Mélenchon, incohérences et responsabilités

Sur RUSSEUROPE

 

Jean-Luc Mélenchon a finalement décidé de ne pas se rendre à la réunion organisée par Jean-Pierre Chevènement, et il s’en est expliqué publiquement[1]. C’est son droit. Ce qui est plus gênant sont les raisons qu’il invoque. Elles donnent le sentiment d’une incohérence et d’une inconséquence dans la ligne politique. Ceci pose la question de la responsabilité du dirigeant politique.

 

Incohérence ?

Il faut ici rappeler qu’avant d’annoncer publiquement sa décision de ne pas participer à cette réunion, Jean-Luc Mélenchon avait tenu d’autres propos dans le journal Sud-Ouest[2]. Interrogé sur une possible sortie de l’Euro il a les propos suivant : « Avec ou sans euro, le traité budgétaire s’appliquerait. Nous ne sommes donc plus libres. Je propose un nouvel indépendantisme français. Mais il n’y a pas à menacer. Si l’on ne peut convaincre l’Allemagne, il faut la contraindre. Sinon, mieux vaut divorcer qu’une vie commune humiliante ». Remarquons la formule, que je n’ai volontairement pas extraite de son contexte : « Nous ne sommes donc plus libres. Je propose un nouvel indépendantisme français ». Ce sont des mots forts, surtout quand ils sont ainsi dits publiquement, et le constat qu’ils établissent est largement partagé. Il les fait précéder d’autres mots, qui, d’ailleurs, ne sont pas moins forts. Confronté à la question du journaliste de Sud-Ouest qui lui demande si la capitulation d’Alexis Tsipras ne risque de le décrédibiliser, il réponde : « Mais les gens savent que, moi, je ne suis pas homme à céder. Parmi les dirigeants français, je suis le seul capable de tenir tête à Mme Merkel. Les autres sont des galopins ».
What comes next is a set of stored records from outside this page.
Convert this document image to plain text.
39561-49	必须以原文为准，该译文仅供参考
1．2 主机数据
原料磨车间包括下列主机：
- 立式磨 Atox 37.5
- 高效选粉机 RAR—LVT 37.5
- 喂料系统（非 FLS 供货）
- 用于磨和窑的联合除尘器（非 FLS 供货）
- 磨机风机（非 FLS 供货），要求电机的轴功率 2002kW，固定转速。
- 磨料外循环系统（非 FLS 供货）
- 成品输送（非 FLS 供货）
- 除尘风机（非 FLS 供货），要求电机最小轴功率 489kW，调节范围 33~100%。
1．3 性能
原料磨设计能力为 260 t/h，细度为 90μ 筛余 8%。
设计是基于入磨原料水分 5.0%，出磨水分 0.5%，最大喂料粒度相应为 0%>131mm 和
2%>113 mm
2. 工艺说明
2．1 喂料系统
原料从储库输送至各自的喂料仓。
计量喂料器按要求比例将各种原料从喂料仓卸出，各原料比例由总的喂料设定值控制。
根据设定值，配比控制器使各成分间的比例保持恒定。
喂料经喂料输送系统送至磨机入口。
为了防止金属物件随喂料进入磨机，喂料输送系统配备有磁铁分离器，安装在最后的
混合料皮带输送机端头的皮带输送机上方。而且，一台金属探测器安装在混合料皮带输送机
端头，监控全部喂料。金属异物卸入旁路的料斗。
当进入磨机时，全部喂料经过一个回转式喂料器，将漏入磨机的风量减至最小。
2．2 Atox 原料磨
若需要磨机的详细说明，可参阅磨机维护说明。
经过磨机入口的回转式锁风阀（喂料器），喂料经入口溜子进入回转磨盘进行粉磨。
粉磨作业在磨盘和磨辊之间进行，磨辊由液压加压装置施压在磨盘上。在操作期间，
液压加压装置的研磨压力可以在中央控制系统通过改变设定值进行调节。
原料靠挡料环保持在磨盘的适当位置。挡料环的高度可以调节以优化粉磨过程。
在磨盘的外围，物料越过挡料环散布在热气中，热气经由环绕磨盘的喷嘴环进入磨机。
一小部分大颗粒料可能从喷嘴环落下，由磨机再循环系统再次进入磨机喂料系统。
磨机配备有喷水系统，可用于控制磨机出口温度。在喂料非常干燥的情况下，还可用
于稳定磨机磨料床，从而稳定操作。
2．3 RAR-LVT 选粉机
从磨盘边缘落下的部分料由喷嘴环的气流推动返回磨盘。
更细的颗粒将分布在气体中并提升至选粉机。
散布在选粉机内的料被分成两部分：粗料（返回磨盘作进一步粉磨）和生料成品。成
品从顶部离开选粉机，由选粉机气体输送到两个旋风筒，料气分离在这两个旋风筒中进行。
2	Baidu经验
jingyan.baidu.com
Or, c’est une toute autre image de lui qui est donnée dans la lettre ouverte à Jean-Pierre Chevènement. La première raison qu’il avance pour justifier son refus est celle-ci : « Je t’avais bien informé en amont de mon refus complet d’être associé de quelque façon que ce soit à l’idée lourdement erronée à mes yeux de « l’alliance des républicains des deux rives ». Mon appréciation sur ce point est aussi ancrée que la tienne »[3]. Certes, et c’est affirmer de manière claire des divergences. Mais, cela ne cadre guère avec la formule « Nous ne sommes donc plus libres. Je propose un nouvel indépendantisme français ». Car, justement, si l’on pense que le problème aujourd’hui est celui de la souveraineté, et l’on sait que pour que l’on puisse parler de souveraineté populaire il faut, en amont, qu’il y ait la souveraineté de la Nation compris comme cadre à l’expression de cette souveraineté populaire, alors – au contraire – l’alliance des républicains des deux rives s’impose. On ne voit pas ce qui aurait changé dans la situation politique entre le 22 août (date de l’interview dans Sud-Ouest) et le 1er septembre (date de la lettre ouverte). Jean-Luc Mélenchon argumente dans un long paragraphe sur l’exemple de la Catalogne. Et il faut lire attentivement ce qui y est écrit. Il y a des choses vraies (l’alliance nationale a abouti à réduire au silence une partie de la gauche catalane) et des choses fausses comme : « L’union des républicains des deux rives, et n’importe quelle union nationale, se font partout et toujours au prix du silence de la gauche sur les ambitions de progrès humain de la société ». On peut d’ailleurs douter qu’une élection municipale soit le bon terrain pour réaliser un « front » des diverses forces indépendantistes. Cela limite largement la pertinence de l’exemple.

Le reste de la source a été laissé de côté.